Mizanskey would be the only offender in the incident to fight the battle in court, claiming he had no idea his friend — who was the target of the sting — intended to buy marijuana until the deal was already happening. While his associate pled guilty and served 10 years, Mizanskey pled not guilty and was sentenced to life in prison without the possibility of parole under Missouri’s “three-strikes” law. Dogan said it was his decision to fight the case that landed him a harsh sentence.

“There is no way he would have gotten that charge if he had pled guilty,” Dogan told reporters. “But our system punishes people for going to trial.”

Missouri lawmakers moved to eliminate the “three-strikes” law for non-violent drug offenders last year in the massive re-write of the state’s criminal code, but the provision remains on the books until January 1, 2017.

Under the law, Mizanskey was eligible for his sentence because it was his third drug related offense, despite having never been accused of a violent crime. Mizanskey, now 62, is not eligible for parole.

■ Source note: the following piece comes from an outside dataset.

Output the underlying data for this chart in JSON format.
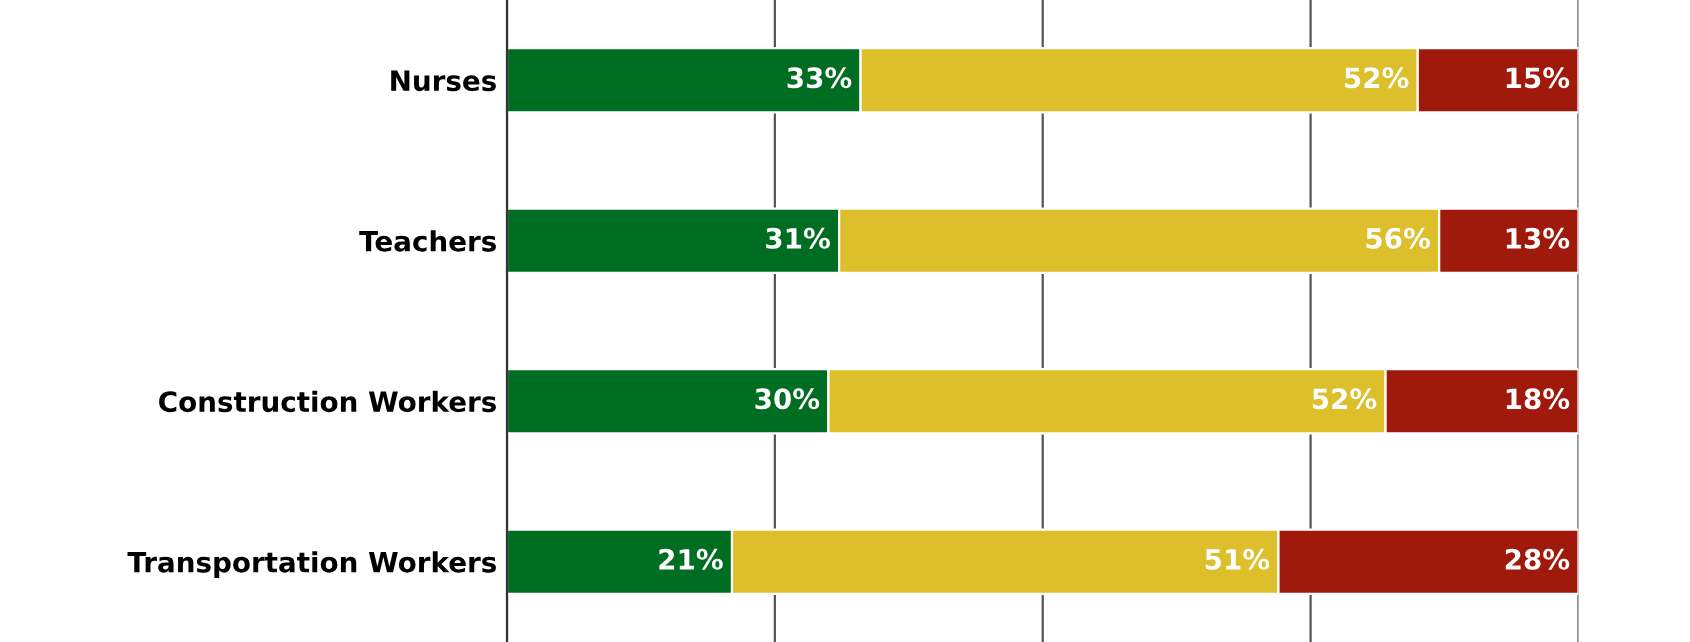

Dogan offered a bill this year, now sitting on the House calendar for potential debate, that would require the state’s Board of Parole and Probation to free Mizanskey, who his lawyers say is in declining health. But Dogan said he actually hoped his bill would not pass.

“You won’t often hear a lawmaker say this but I actually hope my bill doesn’t pass,” Dogan said. “Because the best situation would be for Governor Nixon just to grant clemency today and make this legislative process unnecessary.”

Dogan, along with one of Mizanskey’s sons, lawyers, and several activists, printed the nearly 400,000 signatures for his clemency and walked them down to the second floor to hand deliver them to Nixon’s Capitol office.

Dan Viets, a lawyer working for the Mizanskey family, said his meetings with Nixon’s staff had been productive and that he believed the governor to be “seriously considering” the matter of clemency.

Some lawmakers qualified their support by saying they weren’t in favor of decriminalizing marijuana, but that the state needed to find less harsh ways of punishing non-violent offenders.

“There are many of us in the legislature that do not support decriminalizing marijuana, but some of these punishments and penalties…we have to take a look at it,” Rep. Kevin Engler, a Republican, said. “Do taxpayers really need to be putting out $17-20,000 dollars a year to incarcerate a person who smoked pot 20 years ago?”